Whatever the outcome of this scientific debate, the evidence shows that both Neanderthal and Homo sapiens groups were effective at exploiting the sometimes harsh climates of ice age Europe. Further, for the first time in human evolution, hominines began to bury their dead deliberately, the bodies sometimes being accompanied by stone tools and animal bones.
D Modern Human Beings
With the appearance of biologically modern peoples, some important changes in anatomy and behaviour took place.
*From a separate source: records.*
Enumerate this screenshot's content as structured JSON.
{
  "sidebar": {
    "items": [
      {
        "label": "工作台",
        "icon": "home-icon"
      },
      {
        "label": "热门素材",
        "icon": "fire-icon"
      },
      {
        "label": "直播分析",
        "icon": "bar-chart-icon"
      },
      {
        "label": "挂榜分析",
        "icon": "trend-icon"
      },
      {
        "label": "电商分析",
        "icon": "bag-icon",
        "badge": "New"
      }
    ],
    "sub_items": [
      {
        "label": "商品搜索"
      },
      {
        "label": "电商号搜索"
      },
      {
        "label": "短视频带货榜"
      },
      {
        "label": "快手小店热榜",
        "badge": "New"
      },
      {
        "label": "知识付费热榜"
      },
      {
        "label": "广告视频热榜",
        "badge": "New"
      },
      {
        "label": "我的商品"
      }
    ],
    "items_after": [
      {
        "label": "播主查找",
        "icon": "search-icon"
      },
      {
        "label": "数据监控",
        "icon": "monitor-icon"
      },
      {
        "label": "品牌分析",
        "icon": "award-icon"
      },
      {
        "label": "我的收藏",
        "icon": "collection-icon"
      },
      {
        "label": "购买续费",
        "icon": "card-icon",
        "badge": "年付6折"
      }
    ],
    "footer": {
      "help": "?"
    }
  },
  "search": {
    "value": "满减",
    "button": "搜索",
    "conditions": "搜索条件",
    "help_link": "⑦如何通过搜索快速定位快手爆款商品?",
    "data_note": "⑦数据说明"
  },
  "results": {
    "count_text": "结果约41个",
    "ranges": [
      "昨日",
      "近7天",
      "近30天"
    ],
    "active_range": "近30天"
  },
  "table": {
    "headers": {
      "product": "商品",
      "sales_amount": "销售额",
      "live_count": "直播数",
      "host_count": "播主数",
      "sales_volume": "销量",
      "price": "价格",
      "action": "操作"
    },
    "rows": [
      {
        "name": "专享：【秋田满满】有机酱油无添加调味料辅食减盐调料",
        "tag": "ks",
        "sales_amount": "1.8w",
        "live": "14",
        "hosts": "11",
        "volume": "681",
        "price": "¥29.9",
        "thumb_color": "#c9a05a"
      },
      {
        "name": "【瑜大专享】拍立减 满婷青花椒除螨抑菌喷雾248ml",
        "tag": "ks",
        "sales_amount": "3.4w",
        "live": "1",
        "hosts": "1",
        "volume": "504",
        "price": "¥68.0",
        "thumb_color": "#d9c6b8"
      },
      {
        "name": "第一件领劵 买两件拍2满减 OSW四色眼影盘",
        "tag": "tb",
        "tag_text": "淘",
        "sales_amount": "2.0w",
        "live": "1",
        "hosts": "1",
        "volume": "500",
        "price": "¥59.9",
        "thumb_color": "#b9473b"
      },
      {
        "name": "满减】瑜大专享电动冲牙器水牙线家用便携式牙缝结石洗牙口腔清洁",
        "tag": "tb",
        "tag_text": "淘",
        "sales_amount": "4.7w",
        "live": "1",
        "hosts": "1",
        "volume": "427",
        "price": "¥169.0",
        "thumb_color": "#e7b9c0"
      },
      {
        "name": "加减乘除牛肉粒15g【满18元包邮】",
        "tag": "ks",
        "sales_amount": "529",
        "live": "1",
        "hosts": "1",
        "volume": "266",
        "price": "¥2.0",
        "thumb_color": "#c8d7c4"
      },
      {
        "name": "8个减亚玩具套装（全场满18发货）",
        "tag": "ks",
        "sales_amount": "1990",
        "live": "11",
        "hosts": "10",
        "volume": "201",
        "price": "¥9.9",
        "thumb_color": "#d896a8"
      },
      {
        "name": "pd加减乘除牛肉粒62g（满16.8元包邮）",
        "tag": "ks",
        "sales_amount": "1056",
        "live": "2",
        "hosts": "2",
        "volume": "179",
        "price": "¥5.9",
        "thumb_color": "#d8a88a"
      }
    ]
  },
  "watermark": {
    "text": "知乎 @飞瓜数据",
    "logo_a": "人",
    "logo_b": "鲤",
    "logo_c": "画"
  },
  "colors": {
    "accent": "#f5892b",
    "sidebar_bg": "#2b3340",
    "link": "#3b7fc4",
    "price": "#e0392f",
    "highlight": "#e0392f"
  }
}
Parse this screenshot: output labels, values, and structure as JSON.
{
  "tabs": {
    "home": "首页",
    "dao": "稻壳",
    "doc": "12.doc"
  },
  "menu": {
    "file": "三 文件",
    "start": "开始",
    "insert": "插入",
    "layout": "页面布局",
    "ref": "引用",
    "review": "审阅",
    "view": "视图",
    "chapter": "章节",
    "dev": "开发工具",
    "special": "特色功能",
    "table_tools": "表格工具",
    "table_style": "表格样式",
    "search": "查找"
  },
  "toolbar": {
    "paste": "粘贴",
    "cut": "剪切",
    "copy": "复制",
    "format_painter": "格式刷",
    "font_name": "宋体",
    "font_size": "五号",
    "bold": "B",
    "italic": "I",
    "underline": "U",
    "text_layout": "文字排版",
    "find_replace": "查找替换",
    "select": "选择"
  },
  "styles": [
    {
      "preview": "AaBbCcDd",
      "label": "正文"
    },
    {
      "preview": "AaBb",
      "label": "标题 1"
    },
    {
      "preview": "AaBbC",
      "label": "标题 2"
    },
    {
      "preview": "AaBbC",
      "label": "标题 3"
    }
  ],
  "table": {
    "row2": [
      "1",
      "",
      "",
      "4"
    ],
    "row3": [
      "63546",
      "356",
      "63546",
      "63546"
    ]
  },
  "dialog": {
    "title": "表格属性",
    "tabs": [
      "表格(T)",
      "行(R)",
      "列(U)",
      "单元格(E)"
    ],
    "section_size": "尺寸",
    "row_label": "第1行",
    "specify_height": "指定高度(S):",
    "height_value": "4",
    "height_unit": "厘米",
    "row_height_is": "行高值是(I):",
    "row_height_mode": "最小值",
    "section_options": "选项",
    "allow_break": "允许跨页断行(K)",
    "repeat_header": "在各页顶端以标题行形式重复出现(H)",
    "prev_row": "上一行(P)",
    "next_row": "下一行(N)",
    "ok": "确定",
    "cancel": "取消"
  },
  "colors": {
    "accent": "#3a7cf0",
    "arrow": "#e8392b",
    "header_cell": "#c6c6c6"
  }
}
The whole skeleton became more lightly built, the braincase became higher and rounder, the brow-ridges smaller, and the chin more prominent. Tools became more specialized, with the first effective use of difficult materials such as bone, antler, and ivory. Art appeared, especially famous from the walls of caves in France and Spain, produced from 35,000 years ago until the end of the ice age, about 12,000 years ago (see Palaeolithic Art). Some anthropologists have also argued that it was only in the last 100,000 years that full human language originated, a development that would have had profound implications for all aspects of human activity. About 12,000 years ago, one of the most important events in human history took place—plants and animals began to be domesticated. This revolution of agriculture and animal husbandry set the stage for the events in human history that led to the development of towns and cities, and a continuing growth in human population numbers.
Modern understanding of human evolution rests on known fossils, archaeology, and the study of living humans and our nearest relatives. The picture is far from complete, however. Future fossil discoveries will enable scientists to fill many of the blanks in the present picture of human evolution. Employing sophisticated technological devices as well as the accumulated knowledge of the patterns of geological deposition, anthropologists are now able to pinpoint the most promising locations for fossil hunting more accurately. In addition, genetic studies, including the extraction of ancient DNA from fossils, will become ever more important in reconstructing the pattern of modern human origins. The history of hundreds of different genes is now being studied from comparisons of the DNA of living people, and DNA has even been recovered from several Neanderthal fossils. In general, the evidence supports a recent African origin for modern human beings, and, in the case of the Neanderthals, they are confirmed as a separate lineage from our own, one that began to differentiate from our line of evolution about 500,000 years ago. Such genetic studies hold the promise of an enormous increase in our understanding of human prehistory in the years ahead.